Friday, April 15, 2011

Why I Love Faora…

…even though she would hate me.
Okay, I’ll explain, but first I should mention that I’m not at all happy about Zod being the villain in the new Superman movie.
Not that I have any sort of inherent dislike for Zod, it’s just that he’s already been done, and I’d like to see director Zack Snyder steer things away from the Donner movies. 
Honestly, even though he’s been done multiple times in the movies, I wouldn’t necessarily have a problem with Luthor being the villain, provided it was a good representation of Luthor, not the buffoonish, real estate-obsessed moron of the Donner (and Donner-inspired) movies.  And when I say “good” I actually mean evil.
Anyway, Zod is going to be the villain (Really?  Zod?  Again?  Why not Brainiac?  Or Metallo, or Darkseid, or Mongul….ooh, Mongul.  That could make me happy:  an adaptation of For the Man Who Has Everything.*), and early casting rumors mentioned them bringing in Ursa as well.
Blech.  Ursa sucks.
For one thing, she’s not a “real” Superman villain.  That is to say, she was invented for the movie, and had no history in the comics.  (She does now, because Geoff Johns loves him some Donner)

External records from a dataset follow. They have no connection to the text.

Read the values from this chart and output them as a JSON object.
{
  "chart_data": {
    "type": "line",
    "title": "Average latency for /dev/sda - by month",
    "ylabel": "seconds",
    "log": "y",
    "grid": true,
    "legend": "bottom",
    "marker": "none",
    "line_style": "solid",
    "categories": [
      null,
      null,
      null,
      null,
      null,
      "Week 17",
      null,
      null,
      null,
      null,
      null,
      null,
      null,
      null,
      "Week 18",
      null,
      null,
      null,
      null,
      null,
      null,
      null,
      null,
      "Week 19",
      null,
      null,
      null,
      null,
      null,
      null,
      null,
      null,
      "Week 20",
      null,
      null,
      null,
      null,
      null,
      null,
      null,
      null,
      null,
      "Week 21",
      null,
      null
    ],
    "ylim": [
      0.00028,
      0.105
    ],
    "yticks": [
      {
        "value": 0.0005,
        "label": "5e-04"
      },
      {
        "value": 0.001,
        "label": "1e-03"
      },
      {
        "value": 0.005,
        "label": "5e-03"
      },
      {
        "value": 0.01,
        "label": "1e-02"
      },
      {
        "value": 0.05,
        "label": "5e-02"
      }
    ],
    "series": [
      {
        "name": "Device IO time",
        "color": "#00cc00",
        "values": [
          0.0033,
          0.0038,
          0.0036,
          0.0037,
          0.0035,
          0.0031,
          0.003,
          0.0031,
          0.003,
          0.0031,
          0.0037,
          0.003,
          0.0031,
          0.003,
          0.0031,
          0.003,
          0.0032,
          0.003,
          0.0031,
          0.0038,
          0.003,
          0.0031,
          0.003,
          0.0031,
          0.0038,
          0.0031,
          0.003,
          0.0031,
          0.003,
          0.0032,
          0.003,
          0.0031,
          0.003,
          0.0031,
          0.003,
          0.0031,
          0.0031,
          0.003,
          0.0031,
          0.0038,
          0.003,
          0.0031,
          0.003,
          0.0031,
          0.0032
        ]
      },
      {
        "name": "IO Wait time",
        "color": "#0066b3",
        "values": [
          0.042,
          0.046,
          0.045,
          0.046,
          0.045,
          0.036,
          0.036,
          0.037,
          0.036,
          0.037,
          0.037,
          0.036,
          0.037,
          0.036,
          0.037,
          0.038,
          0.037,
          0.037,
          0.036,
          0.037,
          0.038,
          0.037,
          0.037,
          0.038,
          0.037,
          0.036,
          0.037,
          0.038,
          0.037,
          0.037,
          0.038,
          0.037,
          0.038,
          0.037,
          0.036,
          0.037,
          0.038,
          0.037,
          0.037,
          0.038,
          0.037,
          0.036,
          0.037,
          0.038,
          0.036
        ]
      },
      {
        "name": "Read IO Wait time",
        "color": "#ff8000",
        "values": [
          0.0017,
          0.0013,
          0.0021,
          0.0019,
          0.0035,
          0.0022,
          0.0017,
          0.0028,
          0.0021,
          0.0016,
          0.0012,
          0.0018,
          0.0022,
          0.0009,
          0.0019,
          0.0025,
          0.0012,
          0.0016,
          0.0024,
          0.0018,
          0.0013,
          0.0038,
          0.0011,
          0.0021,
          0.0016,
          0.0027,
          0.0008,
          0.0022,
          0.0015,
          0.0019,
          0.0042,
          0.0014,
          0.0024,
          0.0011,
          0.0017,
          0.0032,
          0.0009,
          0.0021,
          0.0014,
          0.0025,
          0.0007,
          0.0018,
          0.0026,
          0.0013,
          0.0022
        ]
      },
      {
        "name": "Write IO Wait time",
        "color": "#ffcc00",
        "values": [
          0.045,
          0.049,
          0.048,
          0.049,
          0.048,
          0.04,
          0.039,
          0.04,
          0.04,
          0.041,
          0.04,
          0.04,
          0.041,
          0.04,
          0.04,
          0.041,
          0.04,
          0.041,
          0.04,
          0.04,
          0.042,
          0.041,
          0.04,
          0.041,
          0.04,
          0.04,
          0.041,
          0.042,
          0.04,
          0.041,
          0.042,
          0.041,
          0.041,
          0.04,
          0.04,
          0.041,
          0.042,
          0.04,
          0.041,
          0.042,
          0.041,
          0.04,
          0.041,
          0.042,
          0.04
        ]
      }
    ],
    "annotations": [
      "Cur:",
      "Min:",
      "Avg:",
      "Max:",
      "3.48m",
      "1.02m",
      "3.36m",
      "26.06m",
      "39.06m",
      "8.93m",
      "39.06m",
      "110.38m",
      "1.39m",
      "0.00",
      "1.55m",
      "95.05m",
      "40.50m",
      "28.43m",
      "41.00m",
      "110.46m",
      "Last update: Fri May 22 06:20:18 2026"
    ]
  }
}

Worse, Ursa was actually based on an existing Superman villain, a woman named Faora Hu-Ul.
Faora was condemned to the Phantom Zone after she was discovered to be a serial killer.  A serial killer who targeted men exclusively.  She actually imprisoned men in a concentration camp, where she tortured them to death.  When the Kryptonian authorities apprehended her – after getting their asses soundly kicked, as she was proficient in an especially deadly form of martial arts – they found row upon row of her victims hanging from hooks in a freezer like slabs of meat.
Faora…not a fan of men.
Faora is one of my favorite characters simply because she's so viciously, coldly evil.
She’s just such a marked contrast to Superman, and when she’s out of the Phantom Zone, on Earth, with all of the same powers as Superman…yeah.
My very favorite scene featuring Faora took place in the early 1980s mini-series The Phantom Zone, written by the late, lamented Steve Gerber.
The premise:  the inhabitants of the Phantom Zone conspire and find a way to be released onto the Earth while simultaneously sending Superman himself into the shadowy netherworld from which they escaped.  Most of them being very bad people, who are now very powerful and have no one who can successfully oppose them, they run amok.
Ultimately, Superman finds a way out of the Zone, and, being Superman, saves the day.
In any case, there’s a scene during the amok-running in which some poor, lonely shepherd somewhere hears the sound of a woman off in the distance singing in a strange language.  Naturally, he follows the enchanting sound, which leads him to a small stream, where he sees a beautiful, naked woman bathing.  She opens her arms and beckons him to her, and – presumably having grown tired of the company of sheep – the entranced man wades out to her and the two lock in an embrace.
A very firm embrace.  A vice-like embrace.  A completely inescapable and unyielding embrace.
The woman, of course, is Faora, and she proceeds to use her superhuman strength to crush the life out of the hapless sheep herder.
It was, for a young Jon, and even for an adult Jon who re-read it decades later, a very powerful scene, demonstrative of the vicious, pointless cruelty of the character.
And it’s why, as a villain – as an embodiment of pure, unmitigated evil – she’s awesome.
Seriously, can Ursa, who never really did anything in the movies, even hold a candle to that?  I think not.
So I was very happy to see that Latino Review reported the rumor that Faora, not Ursa, will be appearing in the new movie.
Now, that doesn’t mean it’s true, nor does it mean that Faora will be as nasty as she wants to be, but it does make me at least a little bit hopeful.
I don’t want Zod, but if it means I get Faora…well, that’s a pretty good trade off, I think.
*Sorry, Alan Moore.  I know you don’t like seeing your stuff translated to film, but that could really be awesome.